Intentional Society: On connection and commitment and community
Will keep it short today: There's one thought (inspired by this twitter thread) I'd like to explore about "what kind of space" Intentional Society wants to be. The target I'm considering is at the conjunction of connection and commitment.
The word connection in this context is referring to the emotional experience of relational connecting, of feeling connected-aligned-open-vulnerable-kinship with another human being by meeting in the present moment and in a way that seems powerful past the usual social guards and filters and masks we often use.
The word commitment in this context is referring to the stability-containing-grounding-ongoing-belonging-history sense of relationship-in-community. It's a lot more like trust and stick-to-it-ivness than any "contractual obligation" connotation of the word.
People point to workshops, events, weekend retreats, as things that have connection without commitment. On the other side, I'd point to contracts, companies, customer transactions, as things that have commitment without connection.
Looking at the conjunction, people can point to sports, to churches, to maybe some "third spaces" (but I'm skeptical), to good work teams, to healthy families, bowling leagues, as examples of spaces that have both connection and commitment and these therefore are the spaces that matter to us.
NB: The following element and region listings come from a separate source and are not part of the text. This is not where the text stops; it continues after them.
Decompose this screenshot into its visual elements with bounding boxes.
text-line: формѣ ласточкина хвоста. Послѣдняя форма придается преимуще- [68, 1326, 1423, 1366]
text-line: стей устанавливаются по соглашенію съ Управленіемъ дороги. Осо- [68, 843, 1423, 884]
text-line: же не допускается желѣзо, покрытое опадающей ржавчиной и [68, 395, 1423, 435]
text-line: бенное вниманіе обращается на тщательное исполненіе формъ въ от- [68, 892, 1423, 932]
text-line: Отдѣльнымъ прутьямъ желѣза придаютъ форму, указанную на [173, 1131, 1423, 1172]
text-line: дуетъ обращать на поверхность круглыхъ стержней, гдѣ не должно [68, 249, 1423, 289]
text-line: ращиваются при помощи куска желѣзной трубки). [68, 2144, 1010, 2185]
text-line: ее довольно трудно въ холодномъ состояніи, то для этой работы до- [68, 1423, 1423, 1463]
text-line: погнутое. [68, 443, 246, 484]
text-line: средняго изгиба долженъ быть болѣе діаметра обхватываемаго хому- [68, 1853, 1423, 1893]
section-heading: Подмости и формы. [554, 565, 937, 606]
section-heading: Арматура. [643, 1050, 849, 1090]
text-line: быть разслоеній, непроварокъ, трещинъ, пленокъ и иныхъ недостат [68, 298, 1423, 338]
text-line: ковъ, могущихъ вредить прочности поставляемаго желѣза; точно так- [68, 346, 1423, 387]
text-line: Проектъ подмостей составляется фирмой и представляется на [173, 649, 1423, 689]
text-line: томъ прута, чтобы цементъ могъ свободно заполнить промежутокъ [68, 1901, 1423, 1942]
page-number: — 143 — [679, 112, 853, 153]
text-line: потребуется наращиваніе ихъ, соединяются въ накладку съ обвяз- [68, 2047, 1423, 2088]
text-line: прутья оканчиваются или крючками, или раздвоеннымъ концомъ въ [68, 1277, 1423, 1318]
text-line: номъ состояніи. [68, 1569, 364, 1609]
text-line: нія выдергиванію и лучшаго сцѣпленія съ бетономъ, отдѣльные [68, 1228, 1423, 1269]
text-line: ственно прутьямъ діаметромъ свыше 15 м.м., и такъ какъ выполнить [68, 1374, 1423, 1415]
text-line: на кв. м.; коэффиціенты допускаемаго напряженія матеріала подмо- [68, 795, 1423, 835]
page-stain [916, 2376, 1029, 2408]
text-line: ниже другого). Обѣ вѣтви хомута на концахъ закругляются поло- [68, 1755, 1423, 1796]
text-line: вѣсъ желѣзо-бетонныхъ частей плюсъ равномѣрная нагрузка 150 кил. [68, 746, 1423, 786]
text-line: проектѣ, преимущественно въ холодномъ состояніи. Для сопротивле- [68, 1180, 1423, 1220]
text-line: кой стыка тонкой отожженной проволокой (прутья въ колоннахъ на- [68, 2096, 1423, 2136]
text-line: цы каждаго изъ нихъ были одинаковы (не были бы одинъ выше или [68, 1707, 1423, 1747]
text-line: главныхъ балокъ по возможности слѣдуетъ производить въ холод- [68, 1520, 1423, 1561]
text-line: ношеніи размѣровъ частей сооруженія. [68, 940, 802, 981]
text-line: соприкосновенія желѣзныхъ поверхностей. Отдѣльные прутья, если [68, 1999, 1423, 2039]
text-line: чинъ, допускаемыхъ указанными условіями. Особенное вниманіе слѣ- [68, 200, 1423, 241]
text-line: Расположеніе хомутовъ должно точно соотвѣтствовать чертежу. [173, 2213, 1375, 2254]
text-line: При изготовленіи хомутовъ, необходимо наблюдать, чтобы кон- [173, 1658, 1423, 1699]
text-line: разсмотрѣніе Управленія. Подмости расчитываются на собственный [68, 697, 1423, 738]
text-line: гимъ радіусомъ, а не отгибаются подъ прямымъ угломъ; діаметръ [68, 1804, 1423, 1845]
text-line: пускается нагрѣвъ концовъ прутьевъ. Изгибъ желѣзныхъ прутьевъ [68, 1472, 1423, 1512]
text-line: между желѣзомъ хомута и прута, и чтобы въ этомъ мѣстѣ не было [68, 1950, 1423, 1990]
This combo seems like a large party of why they matter to us, have so much meaning and impact and sustaining and transformative power for us.
Intentional Society wants to be that kind of space. (using anthropomorphizing language as a convenience, but also implying the centrality of this to the vision) That's what "community" means here to us (in contrast to the watering down of that word in the wild being used for almost any kind of people-associating, including spaces with neither connection nor commitment). It's close to the core of life itself - building belonging as a base for being, doing, growing, living.